Legal Experts Weigh in on the Elon Musk vs Sam Altman While OpenAI Responds

IBL News | New York

Legal experts are weighing in on Elon Musk’s lawsuit against OpenAI, CEO Sam Altman, and President Greg Brockman.

All are circling the idea that OpenAI put profits and commercial interests in developing AGI (Artificial General Intelligence) ahead of this stated duty to protect the public good, as Venture Beat reported.

James Denaro, attorney and chief technologist at the Washington DC-based CipherLaw, pointed to Musk’s efforts in the suit to “effectively force OpenAI to open-source all of its research and technologies.”

But, he continued, it would be difficult to enforce these generalized understandings as if they were well-defined contracts.

“Did they all agree that OpenAI could never have a proprietary, for-profit product, or could OpenAI have both some open source technology and other closed source technology?” he said.

“It may be difficult for a court to find that the agreements they had with each other, being ambiguous in scope and in time, can be strictly enforced when they weren’t originally negotiated as if they were contracts.” 

Denaro says the breach of contract claim is uncertain at best.

“This lawsuit is probably a stretch, as the agreements do not clearly exclude OpenAI from having closed-source technologies or ever profiting from that.

Anat Alon-Beck, associate professor at Case Western University School of Law, said that while Elon Musk has the right to file it, the fact that Musk, as the founder of X.ai, is now also a competitor, shows has clear “incentives to sabotage” OpenAI.

She added that the lawsuit should be governed under Delaware law, under Delaware’s business-friendly jurisdiction, not California.

OpenAI Responds

On the other hand, OpenAI’s top executives rejected several claims Elon Musk made in the lawsuit, Axios reported.

OpenAI’s top executives rejected several claims Elon Musk has made in a lawsuit — insisting in a Friday memo to staff, seen by Axios, that the company remains independent, committed to benefiting humanity and has yet to achieve artificial general intelligence in its products.

“Musk’s allegations — including claims that GPT-4 is an AGI, that open-sourcing our technology is the key to the mission and that we are a de facto subsidiary of Microsoft — do not reflect the reality of our work or mission,” chief strategy officer Jason Kwon said in a memo to employees seen by Axios.

“An AGI will be a highly autonomous system capable enough to devise novel solutions to longstanding challenges — GPT-4 can’t do that,” he added.

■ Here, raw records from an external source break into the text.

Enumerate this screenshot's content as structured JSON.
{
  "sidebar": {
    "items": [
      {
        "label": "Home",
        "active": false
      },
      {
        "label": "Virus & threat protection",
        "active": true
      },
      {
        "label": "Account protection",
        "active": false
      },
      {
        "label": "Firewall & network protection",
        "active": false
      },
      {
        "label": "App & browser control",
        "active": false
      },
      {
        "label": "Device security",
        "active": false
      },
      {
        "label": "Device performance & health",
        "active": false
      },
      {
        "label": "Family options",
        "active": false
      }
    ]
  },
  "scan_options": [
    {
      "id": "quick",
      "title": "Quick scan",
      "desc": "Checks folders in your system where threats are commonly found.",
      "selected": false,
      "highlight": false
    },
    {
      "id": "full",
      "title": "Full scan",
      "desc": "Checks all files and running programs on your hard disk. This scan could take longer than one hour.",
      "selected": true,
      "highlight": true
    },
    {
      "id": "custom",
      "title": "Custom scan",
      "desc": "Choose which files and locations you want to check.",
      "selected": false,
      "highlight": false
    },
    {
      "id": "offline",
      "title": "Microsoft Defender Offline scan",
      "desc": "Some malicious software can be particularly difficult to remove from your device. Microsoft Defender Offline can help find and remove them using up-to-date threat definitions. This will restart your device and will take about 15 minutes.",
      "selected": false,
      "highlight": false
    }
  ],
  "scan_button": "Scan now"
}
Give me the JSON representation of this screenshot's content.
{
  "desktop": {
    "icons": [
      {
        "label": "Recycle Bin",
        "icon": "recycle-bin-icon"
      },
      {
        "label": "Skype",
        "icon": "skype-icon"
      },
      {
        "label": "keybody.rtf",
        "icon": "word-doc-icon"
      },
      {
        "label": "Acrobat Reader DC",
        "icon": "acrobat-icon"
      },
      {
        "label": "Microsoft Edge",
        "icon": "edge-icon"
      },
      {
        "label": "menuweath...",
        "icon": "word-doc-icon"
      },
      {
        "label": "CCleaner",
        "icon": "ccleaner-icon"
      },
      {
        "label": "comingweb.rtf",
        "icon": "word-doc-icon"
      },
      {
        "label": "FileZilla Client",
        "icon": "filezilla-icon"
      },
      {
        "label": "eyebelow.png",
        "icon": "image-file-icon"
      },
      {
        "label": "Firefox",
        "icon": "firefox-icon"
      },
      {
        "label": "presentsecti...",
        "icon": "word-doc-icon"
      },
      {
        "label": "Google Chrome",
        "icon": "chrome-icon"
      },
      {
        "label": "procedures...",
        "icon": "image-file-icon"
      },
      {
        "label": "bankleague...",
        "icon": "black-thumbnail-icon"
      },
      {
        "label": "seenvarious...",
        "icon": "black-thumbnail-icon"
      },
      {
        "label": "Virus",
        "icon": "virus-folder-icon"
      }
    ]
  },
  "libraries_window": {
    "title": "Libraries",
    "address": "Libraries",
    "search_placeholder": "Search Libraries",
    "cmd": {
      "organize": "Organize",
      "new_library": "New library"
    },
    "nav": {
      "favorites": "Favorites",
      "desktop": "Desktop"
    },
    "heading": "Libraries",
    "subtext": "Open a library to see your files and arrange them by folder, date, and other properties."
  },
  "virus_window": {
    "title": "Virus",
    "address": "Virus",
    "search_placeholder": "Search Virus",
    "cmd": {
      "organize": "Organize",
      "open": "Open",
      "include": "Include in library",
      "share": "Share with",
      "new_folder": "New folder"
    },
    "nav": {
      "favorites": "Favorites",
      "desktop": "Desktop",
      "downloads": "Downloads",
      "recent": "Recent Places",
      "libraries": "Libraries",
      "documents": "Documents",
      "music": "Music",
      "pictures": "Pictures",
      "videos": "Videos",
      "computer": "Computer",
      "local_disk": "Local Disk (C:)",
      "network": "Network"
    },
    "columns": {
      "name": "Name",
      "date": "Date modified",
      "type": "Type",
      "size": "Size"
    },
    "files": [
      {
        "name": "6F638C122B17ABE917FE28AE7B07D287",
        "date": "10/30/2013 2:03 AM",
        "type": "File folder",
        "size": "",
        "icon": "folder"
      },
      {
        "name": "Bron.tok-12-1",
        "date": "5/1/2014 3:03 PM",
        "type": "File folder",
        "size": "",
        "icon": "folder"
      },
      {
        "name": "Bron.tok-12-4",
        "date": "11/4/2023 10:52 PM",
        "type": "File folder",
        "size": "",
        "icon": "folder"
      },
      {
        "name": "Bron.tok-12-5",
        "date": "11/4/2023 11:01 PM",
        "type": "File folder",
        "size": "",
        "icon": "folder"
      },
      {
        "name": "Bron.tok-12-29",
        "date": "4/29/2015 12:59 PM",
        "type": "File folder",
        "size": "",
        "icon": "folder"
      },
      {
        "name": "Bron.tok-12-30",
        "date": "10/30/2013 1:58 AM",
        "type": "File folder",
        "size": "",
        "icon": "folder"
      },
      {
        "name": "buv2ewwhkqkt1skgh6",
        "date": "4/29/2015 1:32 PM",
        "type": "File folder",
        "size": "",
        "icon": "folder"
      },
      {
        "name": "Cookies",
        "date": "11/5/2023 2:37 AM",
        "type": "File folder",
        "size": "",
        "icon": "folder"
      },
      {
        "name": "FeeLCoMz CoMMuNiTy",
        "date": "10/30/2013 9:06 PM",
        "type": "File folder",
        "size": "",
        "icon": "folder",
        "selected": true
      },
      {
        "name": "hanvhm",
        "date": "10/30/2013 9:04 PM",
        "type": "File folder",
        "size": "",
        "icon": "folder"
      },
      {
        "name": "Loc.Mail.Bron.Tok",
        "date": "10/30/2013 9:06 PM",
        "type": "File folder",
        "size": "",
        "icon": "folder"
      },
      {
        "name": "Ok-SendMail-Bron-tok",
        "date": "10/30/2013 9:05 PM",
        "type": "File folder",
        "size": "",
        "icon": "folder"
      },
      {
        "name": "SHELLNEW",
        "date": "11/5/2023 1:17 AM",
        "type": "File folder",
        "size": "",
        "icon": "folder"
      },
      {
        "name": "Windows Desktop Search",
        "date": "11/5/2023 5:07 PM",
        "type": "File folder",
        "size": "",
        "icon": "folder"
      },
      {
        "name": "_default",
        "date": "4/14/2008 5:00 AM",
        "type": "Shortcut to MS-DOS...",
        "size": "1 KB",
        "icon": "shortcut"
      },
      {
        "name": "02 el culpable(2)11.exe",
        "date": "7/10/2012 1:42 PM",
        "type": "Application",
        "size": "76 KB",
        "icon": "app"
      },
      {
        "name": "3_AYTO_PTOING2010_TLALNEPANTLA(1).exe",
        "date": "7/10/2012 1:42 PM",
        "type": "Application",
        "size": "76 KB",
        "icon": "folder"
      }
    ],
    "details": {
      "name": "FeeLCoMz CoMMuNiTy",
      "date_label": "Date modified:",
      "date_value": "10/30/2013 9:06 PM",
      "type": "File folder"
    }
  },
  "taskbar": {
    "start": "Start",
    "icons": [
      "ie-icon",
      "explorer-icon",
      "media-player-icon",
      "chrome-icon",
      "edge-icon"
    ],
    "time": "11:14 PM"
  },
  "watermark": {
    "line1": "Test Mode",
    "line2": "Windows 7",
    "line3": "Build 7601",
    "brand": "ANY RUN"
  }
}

Regarding the idea of acting as a subsidiary of Microsoft, “We decide what to research and build, how to run the company, who our products serve, and how to live out our mission,” he said. “We also directly compete with Microsoft to deliver the best value and products to businesses, developers, and everyday people. As we know, OpenAI is the creator of ChatGPT and ChatGPT for Enterprise, while Microsoft offers Copilot and Copilot for Microsoft 365.”

CEO Sam Altman sent a follow-up message agreeing with these statements and saying, “The attacks will keep coming.”